Time limit on user data

Restricting the time that a users data is held isn’t a new concept at all. In fact, the Data Protection Act 1998 contains the following regulation:

“Personal data processed for any purpose or purposes shall not be kept for longer than is necessary for that purpose or those purposes.”

The new GDPR regulation brings this into focus once more, stating that companies can only possess data for a valid time period. Companies have to be able to prove why they have kept data for the time period they have and be able to explain this decision if questioned.

Of course, this isn’t ideal for machine learning algorithms, as the longer data is stored, the better the machine can learn and interpret correlations and provide conclusions. Developers, data scientists, engineers and system administrators will have to work in unison to ensure that the customer data they’re using is entirely necessary. In the long run this could actually make companies more efficient, ensuring that they’re clean and thorough the data they hold.


Modelling Explanation

According to the GDPR owner’s rights, the data subject (the user/customer) has the right to explanation. For machine learning, this refers to the fact that the data processor must provide meaningful information about the logic involved, as well as the significance and the envisaged consequences of such processing for the data subject.
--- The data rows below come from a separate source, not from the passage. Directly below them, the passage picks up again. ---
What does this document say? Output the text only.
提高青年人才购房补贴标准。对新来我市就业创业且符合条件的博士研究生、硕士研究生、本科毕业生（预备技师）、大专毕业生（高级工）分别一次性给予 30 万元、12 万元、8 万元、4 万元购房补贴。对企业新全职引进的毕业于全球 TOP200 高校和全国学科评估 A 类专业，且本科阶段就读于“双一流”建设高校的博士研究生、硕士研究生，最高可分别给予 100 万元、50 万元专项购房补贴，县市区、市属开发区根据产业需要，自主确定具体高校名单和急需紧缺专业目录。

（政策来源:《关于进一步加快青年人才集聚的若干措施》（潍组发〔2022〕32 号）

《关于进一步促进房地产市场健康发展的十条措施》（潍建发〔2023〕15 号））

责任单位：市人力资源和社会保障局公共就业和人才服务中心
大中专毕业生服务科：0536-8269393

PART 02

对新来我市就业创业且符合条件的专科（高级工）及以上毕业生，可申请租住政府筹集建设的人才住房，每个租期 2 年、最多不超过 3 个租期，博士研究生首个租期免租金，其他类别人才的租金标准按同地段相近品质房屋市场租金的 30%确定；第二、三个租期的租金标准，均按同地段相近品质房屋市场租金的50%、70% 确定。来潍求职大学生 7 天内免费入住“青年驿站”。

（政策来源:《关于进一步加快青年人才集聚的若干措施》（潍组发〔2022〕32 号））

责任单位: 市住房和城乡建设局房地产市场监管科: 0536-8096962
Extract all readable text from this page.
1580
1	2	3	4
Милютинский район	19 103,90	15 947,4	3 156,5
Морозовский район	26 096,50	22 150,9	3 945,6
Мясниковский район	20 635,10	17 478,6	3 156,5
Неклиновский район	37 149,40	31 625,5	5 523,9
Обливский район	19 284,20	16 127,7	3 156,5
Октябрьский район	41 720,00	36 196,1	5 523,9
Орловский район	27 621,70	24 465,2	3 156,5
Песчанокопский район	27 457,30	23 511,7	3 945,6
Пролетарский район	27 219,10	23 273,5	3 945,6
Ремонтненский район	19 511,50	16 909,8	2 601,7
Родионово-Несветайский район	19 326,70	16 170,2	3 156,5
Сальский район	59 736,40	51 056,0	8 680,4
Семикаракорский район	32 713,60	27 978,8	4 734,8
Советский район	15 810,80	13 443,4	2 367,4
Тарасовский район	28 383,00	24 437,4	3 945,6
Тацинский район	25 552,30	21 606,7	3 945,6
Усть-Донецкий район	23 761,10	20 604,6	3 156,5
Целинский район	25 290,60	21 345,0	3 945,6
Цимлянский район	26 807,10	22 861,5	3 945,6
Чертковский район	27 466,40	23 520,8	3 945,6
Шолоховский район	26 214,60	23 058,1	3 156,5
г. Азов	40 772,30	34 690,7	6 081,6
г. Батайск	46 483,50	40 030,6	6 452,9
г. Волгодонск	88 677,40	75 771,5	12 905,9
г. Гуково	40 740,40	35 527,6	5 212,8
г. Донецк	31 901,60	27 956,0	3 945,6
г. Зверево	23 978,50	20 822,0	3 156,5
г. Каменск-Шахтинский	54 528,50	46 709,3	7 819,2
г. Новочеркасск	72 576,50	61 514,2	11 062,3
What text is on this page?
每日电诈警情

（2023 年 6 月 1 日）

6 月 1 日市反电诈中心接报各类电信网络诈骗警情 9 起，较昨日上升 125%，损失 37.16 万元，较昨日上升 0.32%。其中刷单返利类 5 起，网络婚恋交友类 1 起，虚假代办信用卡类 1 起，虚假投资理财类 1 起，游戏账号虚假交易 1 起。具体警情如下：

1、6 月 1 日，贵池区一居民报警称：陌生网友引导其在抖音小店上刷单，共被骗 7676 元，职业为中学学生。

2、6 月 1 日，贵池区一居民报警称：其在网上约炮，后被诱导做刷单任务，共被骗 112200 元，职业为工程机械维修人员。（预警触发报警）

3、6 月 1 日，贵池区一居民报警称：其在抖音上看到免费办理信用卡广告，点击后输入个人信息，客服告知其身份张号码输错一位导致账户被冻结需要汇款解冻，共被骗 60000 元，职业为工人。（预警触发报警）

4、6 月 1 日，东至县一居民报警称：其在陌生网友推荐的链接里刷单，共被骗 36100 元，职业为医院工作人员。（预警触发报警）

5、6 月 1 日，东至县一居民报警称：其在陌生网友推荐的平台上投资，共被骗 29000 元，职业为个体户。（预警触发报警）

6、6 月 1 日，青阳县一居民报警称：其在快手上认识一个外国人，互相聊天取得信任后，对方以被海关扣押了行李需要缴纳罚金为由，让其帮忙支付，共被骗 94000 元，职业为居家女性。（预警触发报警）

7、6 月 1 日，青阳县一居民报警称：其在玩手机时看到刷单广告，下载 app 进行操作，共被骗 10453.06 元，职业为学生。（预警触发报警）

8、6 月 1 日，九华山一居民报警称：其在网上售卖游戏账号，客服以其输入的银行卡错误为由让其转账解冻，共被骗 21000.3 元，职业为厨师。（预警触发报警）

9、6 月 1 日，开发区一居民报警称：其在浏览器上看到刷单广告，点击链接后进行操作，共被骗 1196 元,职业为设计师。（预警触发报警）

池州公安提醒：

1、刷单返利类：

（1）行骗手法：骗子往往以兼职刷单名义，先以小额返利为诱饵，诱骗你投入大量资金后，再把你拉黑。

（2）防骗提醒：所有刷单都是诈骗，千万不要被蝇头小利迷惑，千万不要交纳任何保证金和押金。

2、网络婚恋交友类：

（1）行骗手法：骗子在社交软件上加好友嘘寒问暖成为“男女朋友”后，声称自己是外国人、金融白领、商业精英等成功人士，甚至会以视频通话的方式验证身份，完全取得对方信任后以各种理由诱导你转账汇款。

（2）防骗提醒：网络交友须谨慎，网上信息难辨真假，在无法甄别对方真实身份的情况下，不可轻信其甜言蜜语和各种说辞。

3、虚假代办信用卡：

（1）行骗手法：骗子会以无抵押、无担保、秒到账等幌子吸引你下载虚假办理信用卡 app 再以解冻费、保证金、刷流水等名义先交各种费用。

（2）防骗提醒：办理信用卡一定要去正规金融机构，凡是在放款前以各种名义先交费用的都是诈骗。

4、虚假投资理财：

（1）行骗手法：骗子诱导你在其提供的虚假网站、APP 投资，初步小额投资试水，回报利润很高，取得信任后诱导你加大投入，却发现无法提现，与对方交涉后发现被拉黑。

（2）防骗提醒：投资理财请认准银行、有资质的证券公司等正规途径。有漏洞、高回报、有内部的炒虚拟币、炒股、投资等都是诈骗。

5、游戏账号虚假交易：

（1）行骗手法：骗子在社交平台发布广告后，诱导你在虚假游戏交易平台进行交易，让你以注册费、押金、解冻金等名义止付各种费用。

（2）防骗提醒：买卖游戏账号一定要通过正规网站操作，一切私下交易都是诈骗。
Authorities are still discussing the depths that this should reach. Should it go down to machine level functions, or just an overview of what the data processor is aiming to achieve? It’s sure to be an ongoing discussion.


Removing user data

Another of the data subject’s rights is the right to be forgotten. This appears straightforward in general, simply deleting the users records, but how does this apply to machine learning? Does this mean that data subjects have the right to demand that your predictive model is retrained without their data? It’s an interesting grey area.

There are tools available to help machine learning engineers, such as BigML platform’s reification capability.


ePrivacy Regulation

What is it?

The elephant in the room is the new ePrivacy Regulations (EPR) that are due to be introduced at some point in the not-so-distant future. EPR has a similar vagueness to GDPR, but will basically work as a complement. It is aimed at digital data privacy and will provide a single framework that all companies doing business in the EU must conform to. Failure to do so will result in similar fines that are enforced under the GDPR regulations.



So what’s the difference exactly? Well, they both focus on the protection of customer data, but there is a subtle difference. GDPR focuses on providing protection for customer data that is stored in a company’s database and how that information is passed to 3rd parties. In comparison, EPR will concentrate specifically on how company’s electronic communications data are transmitted.


Machine Learning?

Similar to GDPR, EPR is sure to scare businesses when it comes to Machine Learning, due to the legal uncertainty it creates. The scope of ‘electronic communications’ will affect a range of services and organisations, from messaging apps such as WhatsApp to almost any internet service that acquires user data.

The processing and storing of machine-generated data could be prohibited, meaning that a user would have to consent for any of their information used. This could either result in lots of consent forms for a user to read and agree to or a blanket form that covers everything.

Although this sounds great for users, this is bad news for business. If users fail to consent, the progress of machine learning could be significantly slowed. Machines cannot learn and improve without the data and these new regulations could leave Europe disadvantaged compared to other regions when it comes to new technology discovery.

It is worth reiterating that it’s a lot of guesswork at this stage and until EPR is fully introduced, we won’t know the impact it could have on the industry. Watch this space.



This article barely scratched the service of the impact of GDPR on Machine Learning, but hopefully you feel updated with some of the many revelations that have taken place since it’s introduction. This isn’t a definitive topic and is sure to progress more over the next few months.